Morales has also been a champion of helping street vendors who were senselessly attacked get back on their feet:
During the pandemic, videos went viral where street vendors are seen being attacked. One of those viral videos captured some men harassing Jesús. Morales was able to track him down and talk to him about the incident he had just gone through. “I thought I was going to get assaulted,” the vendor says. “I haven’t sold since that day.” With the help of his followers, Morales raised $20,000 for Jesús. Jesús’ reaction in the video below is so heartwarming. He’s grateful and even says that “there is a song that says money isn’t everything, but the blessings and the hugs, that is what really matters.” That quote alone speaks volumes to the humility of all street vendors.
Some vendors can’t believe the genorosity of Morales and his followers:
Morales offers to buy all 40 elotes for $80 from a 77-year-old elotero, but instead surprises him with $1,000. Morales always makes it clear that these funds don’t come from him but from donations from his followers on social media.
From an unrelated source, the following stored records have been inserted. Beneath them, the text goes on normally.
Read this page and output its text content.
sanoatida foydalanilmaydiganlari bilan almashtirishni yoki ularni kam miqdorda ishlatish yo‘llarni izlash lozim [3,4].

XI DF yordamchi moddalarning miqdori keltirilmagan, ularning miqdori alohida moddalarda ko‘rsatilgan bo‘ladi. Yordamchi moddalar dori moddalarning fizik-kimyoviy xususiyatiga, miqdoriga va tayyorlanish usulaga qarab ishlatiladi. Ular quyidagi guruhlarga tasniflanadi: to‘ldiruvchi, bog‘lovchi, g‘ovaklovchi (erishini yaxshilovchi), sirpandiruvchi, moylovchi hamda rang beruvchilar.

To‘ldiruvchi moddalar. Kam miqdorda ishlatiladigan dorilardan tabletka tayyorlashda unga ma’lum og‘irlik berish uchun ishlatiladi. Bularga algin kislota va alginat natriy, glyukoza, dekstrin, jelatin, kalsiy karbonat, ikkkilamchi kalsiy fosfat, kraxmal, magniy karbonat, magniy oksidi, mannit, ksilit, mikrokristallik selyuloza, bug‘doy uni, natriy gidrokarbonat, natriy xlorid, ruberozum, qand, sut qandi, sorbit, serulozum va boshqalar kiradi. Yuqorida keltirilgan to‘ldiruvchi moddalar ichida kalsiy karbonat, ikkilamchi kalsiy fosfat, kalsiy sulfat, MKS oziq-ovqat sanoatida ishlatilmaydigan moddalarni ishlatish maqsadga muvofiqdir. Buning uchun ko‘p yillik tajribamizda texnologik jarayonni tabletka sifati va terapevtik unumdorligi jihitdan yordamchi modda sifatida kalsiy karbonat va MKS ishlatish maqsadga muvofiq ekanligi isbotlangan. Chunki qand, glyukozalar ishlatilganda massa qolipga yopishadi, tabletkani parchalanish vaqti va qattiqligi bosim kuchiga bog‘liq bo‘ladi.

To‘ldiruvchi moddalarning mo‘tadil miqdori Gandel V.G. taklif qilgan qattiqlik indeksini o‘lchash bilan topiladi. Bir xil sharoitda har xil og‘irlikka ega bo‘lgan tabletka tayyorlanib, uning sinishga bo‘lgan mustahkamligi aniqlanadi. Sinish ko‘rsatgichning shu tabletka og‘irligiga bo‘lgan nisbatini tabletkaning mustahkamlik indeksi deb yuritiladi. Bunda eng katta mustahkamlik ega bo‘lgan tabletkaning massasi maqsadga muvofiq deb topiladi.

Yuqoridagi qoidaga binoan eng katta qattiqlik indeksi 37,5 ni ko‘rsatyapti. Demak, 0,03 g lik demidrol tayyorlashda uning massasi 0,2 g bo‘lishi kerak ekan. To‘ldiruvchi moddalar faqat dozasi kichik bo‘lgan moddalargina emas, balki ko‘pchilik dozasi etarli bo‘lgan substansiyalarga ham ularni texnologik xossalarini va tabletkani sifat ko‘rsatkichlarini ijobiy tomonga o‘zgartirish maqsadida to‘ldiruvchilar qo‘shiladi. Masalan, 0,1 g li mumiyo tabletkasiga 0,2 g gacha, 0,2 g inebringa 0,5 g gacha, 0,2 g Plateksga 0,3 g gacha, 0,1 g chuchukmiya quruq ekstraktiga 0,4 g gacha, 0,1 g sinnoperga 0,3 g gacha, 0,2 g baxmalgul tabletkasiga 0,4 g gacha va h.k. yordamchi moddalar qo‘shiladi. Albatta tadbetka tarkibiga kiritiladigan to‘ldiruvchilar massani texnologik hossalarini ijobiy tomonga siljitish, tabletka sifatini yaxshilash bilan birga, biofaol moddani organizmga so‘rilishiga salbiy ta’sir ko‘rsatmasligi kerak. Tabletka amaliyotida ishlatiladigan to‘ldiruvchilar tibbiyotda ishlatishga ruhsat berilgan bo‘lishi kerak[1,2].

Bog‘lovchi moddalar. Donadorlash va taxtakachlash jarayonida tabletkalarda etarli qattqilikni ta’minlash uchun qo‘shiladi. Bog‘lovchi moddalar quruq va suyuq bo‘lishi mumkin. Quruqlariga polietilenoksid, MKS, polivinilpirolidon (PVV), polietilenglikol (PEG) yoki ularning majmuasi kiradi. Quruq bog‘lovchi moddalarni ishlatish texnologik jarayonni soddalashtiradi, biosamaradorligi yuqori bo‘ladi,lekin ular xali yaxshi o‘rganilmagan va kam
Even a little rain can’t stop Morales from acts of kindness and the recipients are moved to tears:
Who doesn’t love a churro in the evening after la cena? Morales surprised a couple selling churros. They were expecting him to give them $8. She is in disbelief of the kind deed and continues asking “No, de verdad?” as Morales gives her the money.
Some of the best reactions are from street vendors who can’t believe they’re seeing hundred dollar bills fall into their hands:
The $4 payment for an elote turned into a $1,000 donation for this local street vendor who sells out of a shopping cart. When he is offered the donation he says “I don’t know if to accept it or not.” As Morales leaves he says, “dinero para la renta.”
This woman immedately thanks Morales for his donation and after a few tears, she turns to her young son for a hug *you might need a tissue for this one*:
As this flower vendor prepares to go home, Morales surprises her and her son with the $1,000. As she receives it she immediately breaks down into tears and says “I was asking God for a sign,” she says. “I would tell him to show me that he’s with me.” The shot of her hugging her son at the end is everything.
Most of these vendors have never received such a large gift and their reaction leaves them speechless, like this woman:
If you’re ever in the L.A. area, you must have come across many hot dog street vendors. This vendor got emotional as soon as Morales gives her the money and says that nobody has ever gifted her that and mentions that it is a “milagro de Dios”.